Обладатель великой нелепости

22
18
20
22
24
26
28
30

– ПРЕКРАТИТЕ!..

Помощники крепко удерживали руки и ноги. Он начал извиваться, но силы быстро оставили его – страх парализовал, а боль в животе выросла до размеров вселенной.

– Нее-е… – его голос неожиданно сорвался.

Добрый Доктор продолжал вдавливать его голову в подушку. Герман увидел, как вторая рука врача метнулась в правый карман халата и через секунду зависла над ним, сжимая огромный сверкающий скальпель.

Скальпель резко опустился вниз у самой головы Германа, вспоров подушку с глухим чмокающим звуком. Лезвие зацепило ухо, и в нем сразу стало тепло и сыро.

– Тебе уже стало спокойнее? В следующий раз я отрежу его совсем и не стану пришивать… – просипел Добрый Доктор.

Врач приблизил лицо к Герману и глянул в упор. Его глаза стали быстро меняться, – они стали как линзы фотообъектива – выпуклые и безжизненные, мертвые стекляшки. В их глубине пульсировали, сужаясь и расширяясь, черные, как провалы в Бездну, зрачки-диафрагмы.

(ЩЕЛК!)

– Начинайте! – приказал Помощникам Добрый Доктор; его голос зазвенел долгим эхом, многократно отразившись от стен палаты.

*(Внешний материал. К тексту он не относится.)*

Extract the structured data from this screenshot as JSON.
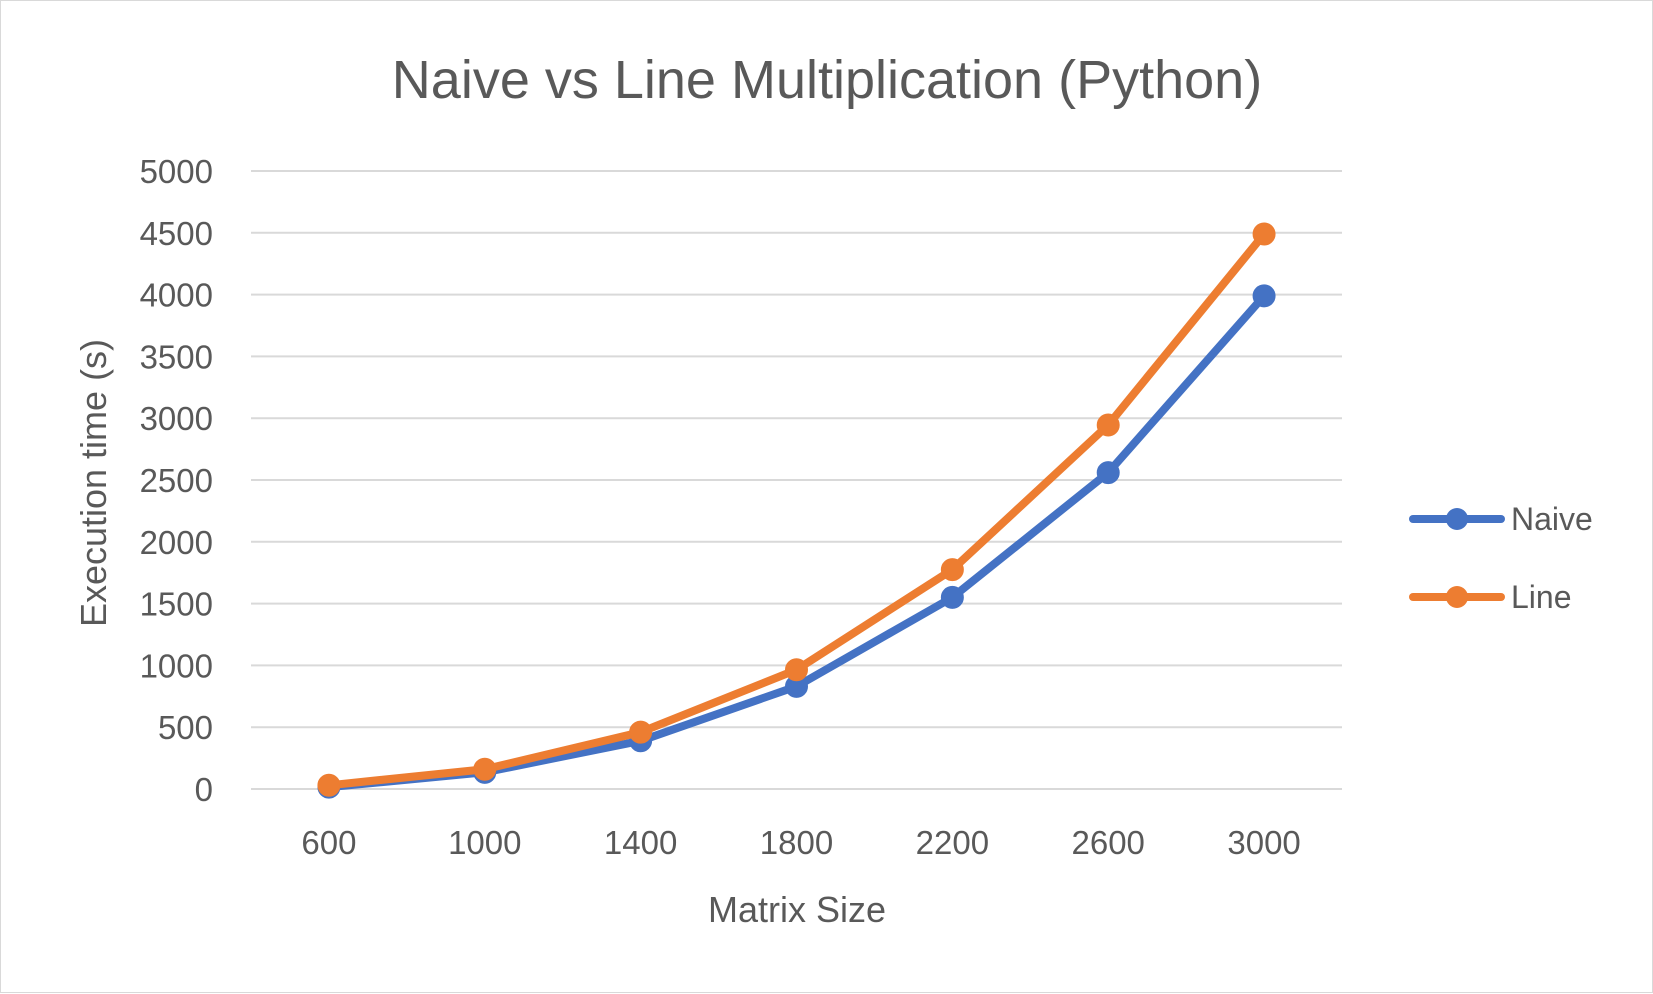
{
  "chart_data": {
    "type": "line",
    "title": "Naive vs Line Multiplication (Python)",
    "xlabel": "Matrix Size",
    "ylabel": "Execution time (s)",
    "categories": [
      "600",
      "1000",
      "1400",
      "1800",
      "2200",
      "2600",
      "3000"
    ],
    "ylim": [
      0,
      5000
    ],
    "yticks": [
      "0",
      "500",
      "1000",
      "1500",
      "2000",
      "2500",
      "3000",
      "3500",
      "4000",
      "4500",
      "5000"
    ],
    "grid": true,
    "legend_position": "right",
    "series": [
      {
        "name": "Naive",
        "color": "#4472C4",
        "values": [
          15,
          135,
          390,
          830,
          1550,
          2560,
          3990
        ]
      },
      {
        "name": "Line",
        "color": "#ED7D31",
        "values": [
          30,
          160,
          460,
          965,
          1775,
          2945,
          4490
        ]
      }
    ]
  }
}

Сбоку к Герману стало приближаться что-то длинное и блестящее с узким острым концом, с которого свисала вязкая коричневая капля.

– Стойте! ЧЬЯ ЭТО КРОВЬ?!

Рядом (со стены) раздался громкий собачий лай…

– ЧЬЯ ЭТО КРОВЬ?!

Гигантская игла с мучительной болью разорвала вену…

Герман проснулся от собственного крика.

* * *

Сквозь шторы пробивался утренний свет. Герман сел на кровати и посмотрел на часы: восемь. Отер ладонью мокрый от пота лоб и отправился в ванную, чтобы сделать как минимум две вещи: во-первых, проверить, насколько он изменился за ночь (в ванной висело большое, почти во весь рост зеркало); во-вторых, умыться, чтобы холодная вода окончательно прогнала видения из кошмара.

Впрочем, еще на пути в ванную Герман с содроганием отметил, что часть волос осталась на подушке, тело одряхлело сильнее, а мышцы заметно ослабли и уменьшились в объеме – вирус не спал этой ночью, продолжая наносить разрушения, как червь точит дерево. Как тысячи огромных прожорливых червей.

С самым мрачным предчувствием Герман подошел к большому зеркалу.

Первое, что бросилось в глаза, он стал на пять-семь сантиметров ниже; еще вчера макушка головы (с того расстояния, откуда он обычно смотрелся в это зеркало) немного не умещалась в верхнюю границу, сейчас же – оставалось еще достаточно свободного пространства, чтобы поместиться небольшим рожкам. На лице проявилось больше морщин, волосы поредели (как того и следовало ожидать, если вспомнить подушку) – местами просвечивались островки залысин.

В общем, парня, которого увидел Герман в зеркале, рановато было еще отнести к ровесникам Тутанхамона, но и на моложавого пятидесятипятилетнего дядю он явно уже не тянул. Скорее, это был мужчина под семьдесят.